Vivir y trabajar en tales situaciones es lo que convencionalmente se denomina misión ad gentes, que sigue teniendo un valor propio y específico, porque su vocación es específica. La mayoría de estas situaciones, en las que el anuncio del Evangelio y la vida que lo acompaña son todavía incipientes, se dan en Asia, continente en el que vive cerca del 61% de la población mundial, de la que, sin embargo, menos del 13,1% se identifica con el cristianismo. ¿Una serie de fracasos históricos? ¿Errores de procedimiento? Es difícil saberlo. Sobre todo porque los criterios no pueden ser los del éxito o el fracaso tal como lo entiende el mundo. La referencia siguen siendo las palabras de Jesús sobre el Reino y su incidencia en el mundo, marcada por una clara desproporción: poco en lo mucho, levadura en la masa, marginalidad fecunda. En cualquier caso, es importante recordar que existe este tipo específico de servicio misionero, también dentro de una Iglesia totalmente misionera.
La formación específica
La misión ad gentes requiere, por tanto, una formación específica. Hace 397 años, poco después de la fundación de la Sagrada Congregación De Propaganda Fide, nació el Colegio Urbano, primer núcleo de esta prestigiosa Institución Académica. ¿Se puede "aprender" la misión? Sí, como los discípulos de Emaús tuvieron que escuchar al Resucitado, que «les explicó en todas las Escrituras lo que se refería a Él». Ante todo, se trata de sondear una y otra vez, desde todos los ángulos posibles, el misterio de Cristo y de la Iglesia su Esposa. La misión necesita la filosofía, pero también las ciencias sociales, la lingüística, el derecho canónico; sobre todo, la teología. El celo por sí solo puede no ser suficiente. El Beato Giuseppe Allamano, Fundador de los Misioneros de la Consolata, que dentro de pocos días será canonizado en la Plaza de San Pedro, solía decir: «Para un misionero no basta la santidad, sino que también es necesaria la ciencia, y esto según nuestra finalidad. La piedad puede formar un buen ermitaño, pero sólo la ciencia unida a la piedad puede formar un buen misionero».

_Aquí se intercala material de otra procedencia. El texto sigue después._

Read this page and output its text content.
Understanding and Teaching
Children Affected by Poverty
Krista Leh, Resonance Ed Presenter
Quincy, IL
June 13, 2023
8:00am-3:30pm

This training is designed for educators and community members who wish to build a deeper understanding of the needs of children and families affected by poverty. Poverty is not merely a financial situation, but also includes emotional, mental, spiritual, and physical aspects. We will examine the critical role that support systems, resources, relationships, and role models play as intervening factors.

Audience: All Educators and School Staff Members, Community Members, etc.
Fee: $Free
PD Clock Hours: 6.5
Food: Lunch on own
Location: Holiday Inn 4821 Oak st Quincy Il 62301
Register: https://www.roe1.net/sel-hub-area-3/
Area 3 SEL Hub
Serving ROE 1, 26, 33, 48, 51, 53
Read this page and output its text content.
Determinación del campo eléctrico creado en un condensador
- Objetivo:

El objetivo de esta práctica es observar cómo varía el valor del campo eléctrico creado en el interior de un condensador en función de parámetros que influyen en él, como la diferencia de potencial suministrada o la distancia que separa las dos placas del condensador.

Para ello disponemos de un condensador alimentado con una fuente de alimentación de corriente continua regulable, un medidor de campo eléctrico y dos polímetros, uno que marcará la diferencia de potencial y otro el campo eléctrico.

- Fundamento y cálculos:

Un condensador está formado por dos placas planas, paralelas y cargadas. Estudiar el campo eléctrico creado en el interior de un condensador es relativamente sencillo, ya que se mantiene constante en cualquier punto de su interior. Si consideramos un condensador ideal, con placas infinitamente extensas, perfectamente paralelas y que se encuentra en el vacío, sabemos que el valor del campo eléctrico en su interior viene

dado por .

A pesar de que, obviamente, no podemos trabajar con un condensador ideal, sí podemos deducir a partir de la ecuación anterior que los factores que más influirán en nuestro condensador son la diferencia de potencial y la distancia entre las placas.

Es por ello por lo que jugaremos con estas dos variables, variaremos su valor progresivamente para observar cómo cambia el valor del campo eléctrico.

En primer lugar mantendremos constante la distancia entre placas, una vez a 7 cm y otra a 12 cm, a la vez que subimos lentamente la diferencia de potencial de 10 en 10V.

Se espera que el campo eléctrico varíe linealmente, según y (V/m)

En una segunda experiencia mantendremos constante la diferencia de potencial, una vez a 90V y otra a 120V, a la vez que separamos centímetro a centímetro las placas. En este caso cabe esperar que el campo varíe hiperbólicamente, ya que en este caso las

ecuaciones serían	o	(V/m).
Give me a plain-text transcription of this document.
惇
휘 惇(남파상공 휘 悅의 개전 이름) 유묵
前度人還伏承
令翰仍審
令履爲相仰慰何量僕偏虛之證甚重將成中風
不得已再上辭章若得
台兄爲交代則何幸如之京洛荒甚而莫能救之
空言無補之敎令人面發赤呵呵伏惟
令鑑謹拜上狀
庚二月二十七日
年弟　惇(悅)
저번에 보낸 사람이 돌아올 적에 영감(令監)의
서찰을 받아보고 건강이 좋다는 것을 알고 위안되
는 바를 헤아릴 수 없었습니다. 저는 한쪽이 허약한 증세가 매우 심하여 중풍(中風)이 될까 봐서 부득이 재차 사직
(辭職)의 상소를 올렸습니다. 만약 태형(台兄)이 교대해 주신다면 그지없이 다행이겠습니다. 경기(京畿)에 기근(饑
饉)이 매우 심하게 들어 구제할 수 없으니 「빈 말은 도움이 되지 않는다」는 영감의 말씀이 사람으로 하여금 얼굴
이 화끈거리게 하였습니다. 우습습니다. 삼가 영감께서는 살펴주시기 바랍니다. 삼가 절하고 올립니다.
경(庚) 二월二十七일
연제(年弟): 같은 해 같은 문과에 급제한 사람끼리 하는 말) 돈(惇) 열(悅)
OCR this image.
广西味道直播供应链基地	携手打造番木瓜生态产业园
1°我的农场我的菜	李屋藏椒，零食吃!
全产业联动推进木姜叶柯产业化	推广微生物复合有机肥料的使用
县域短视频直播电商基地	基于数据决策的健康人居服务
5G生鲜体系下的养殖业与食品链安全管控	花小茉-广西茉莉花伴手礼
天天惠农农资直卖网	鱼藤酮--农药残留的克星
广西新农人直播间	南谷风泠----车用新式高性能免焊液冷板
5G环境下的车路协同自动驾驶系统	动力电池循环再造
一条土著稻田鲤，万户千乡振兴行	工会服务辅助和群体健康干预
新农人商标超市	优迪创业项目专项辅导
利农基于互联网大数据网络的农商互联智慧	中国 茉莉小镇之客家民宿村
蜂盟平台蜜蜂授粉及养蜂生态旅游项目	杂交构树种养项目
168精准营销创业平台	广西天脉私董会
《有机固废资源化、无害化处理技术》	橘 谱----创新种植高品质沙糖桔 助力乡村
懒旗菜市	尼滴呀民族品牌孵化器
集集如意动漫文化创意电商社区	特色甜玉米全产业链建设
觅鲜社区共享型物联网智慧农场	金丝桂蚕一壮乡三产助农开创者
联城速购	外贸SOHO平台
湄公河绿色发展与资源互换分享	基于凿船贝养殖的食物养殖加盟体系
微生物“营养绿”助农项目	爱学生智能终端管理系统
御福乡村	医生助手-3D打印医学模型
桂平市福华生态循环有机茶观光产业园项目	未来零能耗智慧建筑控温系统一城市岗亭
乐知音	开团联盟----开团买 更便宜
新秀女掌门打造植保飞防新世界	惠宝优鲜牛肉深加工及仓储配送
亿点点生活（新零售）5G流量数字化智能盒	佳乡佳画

Y de nuevo: «La necesidad de la ciencia se desprende también de la tradición. Papas, Concilios, Santos Padres, todos y siempre declararon la necesidad de la ciencia para los sacerdotes. Sobre este punto, la Iglesia ha insistido siempre con directivas explícitas a los Superiores de los seminarios para que no admitan a las Órdenes a quienes no posean la ciencia necesaria. Esto explica por qué, en algunas comunidades religiosas, sólo los más doctos son enviados a la Misión». Y concluía: «Creedme: haréis mucho o poco bien, o incluso mal, según el estudio que hayáis hecho o dejado de hacer. Un misionero sin estudios es una lámpara apagada».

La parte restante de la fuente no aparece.